I suddenly remember a failed visitation from a few weeks ago. Mallory was supposed to be home and wouldn’t answer the door, but it swung open with repeated knocking. Angel and the kids came back to the car, said their mom wasn’t feeling good and that they had to go home. They’d said she was lying on the couch, seeming too weak to move, or even give them a hug.

At the time, I thought she’d gotten swine flu, or perhaps was sleeping off a hard drunk. I called Nicole and left a message to check on her. Drugs never entered my mind.

How dare I hope she’d changed?

“Get the hell out of here.”

She puts her hands on her hips. “I’m visiting my children.”

“It’s not your weekend.”

“I don’t care.”

“You’re not getting any extra time after this little revelation.”

She tosses her hair and smiles at Angel. “Well, we’ll see. My circumstances are changing, I’ll have you know. And so are yours, and not for the better. Did you happen to mention to the children that you lost your job? Or are you saving that pleasant surprise for later? You do need to be able to
feed
your children in order to have custody.”

“We’ll be fine.”

“Oh, that’s right, Daddy Turner will save the day. Or maybe he won’t, this time. Maybe he’s tired of supporting you.

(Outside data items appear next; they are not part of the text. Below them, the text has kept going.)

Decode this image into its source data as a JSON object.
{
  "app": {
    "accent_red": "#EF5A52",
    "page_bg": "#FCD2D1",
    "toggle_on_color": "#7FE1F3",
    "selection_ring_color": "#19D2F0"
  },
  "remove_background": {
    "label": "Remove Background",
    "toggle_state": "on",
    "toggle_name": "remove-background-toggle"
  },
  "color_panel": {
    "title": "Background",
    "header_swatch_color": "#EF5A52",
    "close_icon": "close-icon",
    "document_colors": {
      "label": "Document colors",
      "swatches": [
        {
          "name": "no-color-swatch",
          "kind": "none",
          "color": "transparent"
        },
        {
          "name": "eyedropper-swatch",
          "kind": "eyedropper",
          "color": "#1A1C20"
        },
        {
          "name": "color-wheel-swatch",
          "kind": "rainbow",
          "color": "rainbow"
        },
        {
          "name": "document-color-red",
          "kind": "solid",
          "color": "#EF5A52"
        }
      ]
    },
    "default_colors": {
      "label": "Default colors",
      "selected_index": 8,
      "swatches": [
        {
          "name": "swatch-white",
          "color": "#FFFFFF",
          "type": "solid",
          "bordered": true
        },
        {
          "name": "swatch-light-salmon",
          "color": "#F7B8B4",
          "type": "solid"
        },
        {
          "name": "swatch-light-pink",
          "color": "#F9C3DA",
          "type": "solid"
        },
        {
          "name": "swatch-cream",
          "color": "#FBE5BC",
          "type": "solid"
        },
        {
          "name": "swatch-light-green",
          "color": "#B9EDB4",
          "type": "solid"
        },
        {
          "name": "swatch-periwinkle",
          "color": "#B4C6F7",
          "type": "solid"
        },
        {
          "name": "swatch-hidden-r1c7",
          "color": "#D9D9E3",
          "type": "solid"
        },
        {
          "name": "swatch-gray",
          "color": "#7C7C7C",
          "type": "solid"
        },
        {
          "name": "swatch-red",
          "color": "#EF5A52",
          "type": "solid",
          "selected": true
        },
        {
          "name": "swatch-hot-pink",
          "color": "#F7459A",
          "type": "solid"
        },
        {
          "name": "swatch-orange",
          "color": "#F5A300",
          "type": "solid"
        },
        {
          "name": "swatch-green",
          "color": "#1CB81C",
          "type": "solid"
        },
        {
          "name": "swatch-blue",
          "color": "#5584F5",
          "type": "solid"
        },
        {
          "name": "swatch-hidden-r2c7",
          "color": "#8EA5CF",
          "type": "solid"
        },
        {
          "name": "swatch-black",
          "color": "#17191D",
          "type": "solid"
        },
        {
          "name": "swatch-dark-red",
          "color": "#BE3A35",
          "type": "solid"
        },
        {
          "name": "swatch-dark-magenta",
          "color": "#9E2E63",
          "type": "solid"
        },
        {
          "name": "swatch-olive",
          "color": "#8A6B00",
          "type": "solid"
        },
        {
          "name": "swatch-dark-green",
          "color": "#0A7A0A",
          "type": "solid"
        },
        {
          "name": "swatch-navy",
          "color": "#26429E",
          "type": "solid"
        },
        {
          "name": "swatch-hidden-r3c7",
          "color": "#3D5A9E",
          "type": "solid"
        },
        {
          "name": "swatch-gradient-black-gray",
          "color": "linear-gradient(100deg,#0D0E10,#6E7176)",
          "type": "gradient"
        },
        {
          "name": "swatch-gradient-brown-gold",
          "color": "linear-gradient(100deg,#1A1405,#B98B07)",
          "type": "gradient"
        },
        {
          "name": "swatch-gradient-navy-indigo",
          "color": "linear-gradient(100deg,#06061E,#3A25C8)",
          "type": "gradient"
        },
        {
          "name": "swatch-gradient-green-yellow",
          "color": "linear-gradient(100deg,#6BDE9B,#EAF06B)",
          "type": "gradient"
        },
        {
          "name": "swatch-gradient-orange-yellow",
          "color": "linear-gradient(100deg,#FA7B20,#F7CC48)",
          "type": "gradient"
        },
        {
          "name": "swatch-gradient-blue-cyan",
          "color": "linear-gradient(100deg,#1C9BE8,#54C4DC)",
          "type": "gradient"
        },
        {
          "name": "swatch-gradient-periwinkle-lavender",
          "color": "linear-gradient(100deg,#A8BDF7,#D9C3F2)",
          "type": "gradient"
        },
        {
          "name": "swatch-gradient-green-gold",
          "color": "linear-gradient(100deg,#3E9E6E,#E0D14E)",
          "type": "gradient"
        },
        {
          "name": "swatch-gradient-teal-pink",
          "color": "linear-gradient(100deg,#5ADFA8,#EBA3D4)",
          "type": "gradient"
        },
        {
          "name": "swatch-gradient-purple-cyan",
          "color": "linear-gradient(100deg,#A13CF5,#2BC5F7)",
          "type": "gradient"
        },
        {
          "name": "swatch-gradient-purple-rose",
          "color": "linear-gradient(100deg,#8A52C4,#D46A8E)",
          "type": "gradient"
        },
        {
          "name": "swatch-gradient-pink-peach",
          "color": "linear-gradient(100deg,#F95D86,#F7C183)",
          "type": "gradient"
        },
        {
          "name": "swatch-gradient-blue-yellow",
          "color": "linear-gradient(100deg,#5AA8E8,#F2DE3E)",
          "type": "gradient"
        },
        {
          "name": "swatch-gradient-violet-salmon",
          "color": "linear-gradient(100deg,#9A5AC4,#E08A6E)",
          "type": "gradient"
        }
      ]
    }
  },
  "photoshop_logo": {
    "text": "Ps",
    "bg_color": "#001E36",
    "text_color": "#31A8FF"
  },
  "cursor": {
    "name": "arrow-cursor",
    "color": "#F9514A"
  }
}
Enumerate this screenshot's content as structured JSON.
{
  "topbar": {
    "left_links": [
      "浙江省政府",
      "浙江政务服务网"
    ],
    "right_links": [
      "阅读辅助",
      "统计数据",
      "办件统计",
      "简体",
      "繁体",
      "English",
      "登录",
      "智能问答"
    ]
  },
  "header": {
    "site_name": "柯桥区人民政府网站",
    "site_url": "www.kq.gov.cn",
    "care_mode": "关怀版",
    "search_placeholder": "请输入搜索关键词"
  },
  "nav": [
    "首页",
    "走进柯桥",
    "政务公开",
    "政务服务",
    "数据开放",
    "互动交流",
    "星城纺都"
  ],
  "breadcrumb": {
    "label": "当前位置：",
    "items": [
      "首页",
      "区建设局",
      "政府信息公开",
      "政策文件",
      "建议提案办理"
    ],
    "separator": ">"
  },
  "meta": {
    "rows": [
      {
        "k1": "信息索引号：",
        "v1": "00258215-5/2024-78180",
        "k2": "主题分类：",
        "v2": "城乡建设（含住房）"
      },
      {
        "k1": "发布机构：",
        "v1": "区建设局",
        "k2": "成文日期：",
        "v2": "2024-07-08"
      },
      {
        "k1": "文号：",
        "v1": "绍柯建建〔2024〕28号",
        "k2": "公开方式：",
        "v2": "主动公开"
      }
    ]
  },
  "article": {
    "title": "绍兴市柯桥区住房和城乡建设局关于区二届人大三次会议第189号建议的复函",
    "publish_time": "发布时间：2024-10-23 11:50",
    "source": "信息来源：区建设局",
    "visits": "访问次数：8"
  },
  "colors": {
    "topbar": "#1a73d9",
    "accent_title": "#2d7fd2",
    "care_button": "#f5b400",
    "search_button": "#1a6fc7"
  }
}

And now without darling Casey to pitch in around here—”

I pull my phone out of my pocket. “Dylan and Angel. Please take Jewel upstairs.”

“Daddy?” Jewel says, her tiny voice breaking me in pieces with how innocent and scared she sounds.

“Go upstairs with your brother and sister.”

The kids scurry away upstairs, whispering.

I hold up the phone. “I’m calling the police unless you’re out that door in three seconds.”

“I am not leaving until I’m good and ready.”

“Can’t you see the looks on their faces? You’re making them sick. I thought I was doing them such a favor by trying to do everything by the book, everything right, never saying anything bad about you, always trying to keep to the schedule no matter what, and here you are, on drugs now, drugs you’ve obtained in a fake name, or stolen maybe, who knows, so you’re a criminal, too. Are you on them right now? Is that why you let Jewel bounce on the couch with a jawbreaker in her mouth? What if that had happened at your place, Mal? What if Casey hadn’t been here, and Jewel choked to death while you stood there in a daze?”

“That wouldn’t happen! I love my daughter!”

“Then why are you doing drugs! Why did you drink and drive with her in the car!”

“It’s not that simple.”

“Why the fuck shouldn’t it
be?” I’m roaring now, past trying, past caring. “I’m tired of your excuses, I’m tired of your tragic past, I’m tired of putting my kids in the line of fire every time I drop them off with you. Get out.”

“No.”

I start to dial one-handed. “Get out now, or I’m calling the police to haul you away, with your illegally obtained drugs in your purse.”

“Maybe I’ll tell the police you hit me.”

She rears back and whacks herself on the cheek. It leaves a red mark. “How do you like that!” she shrieks, and she slaps herself again.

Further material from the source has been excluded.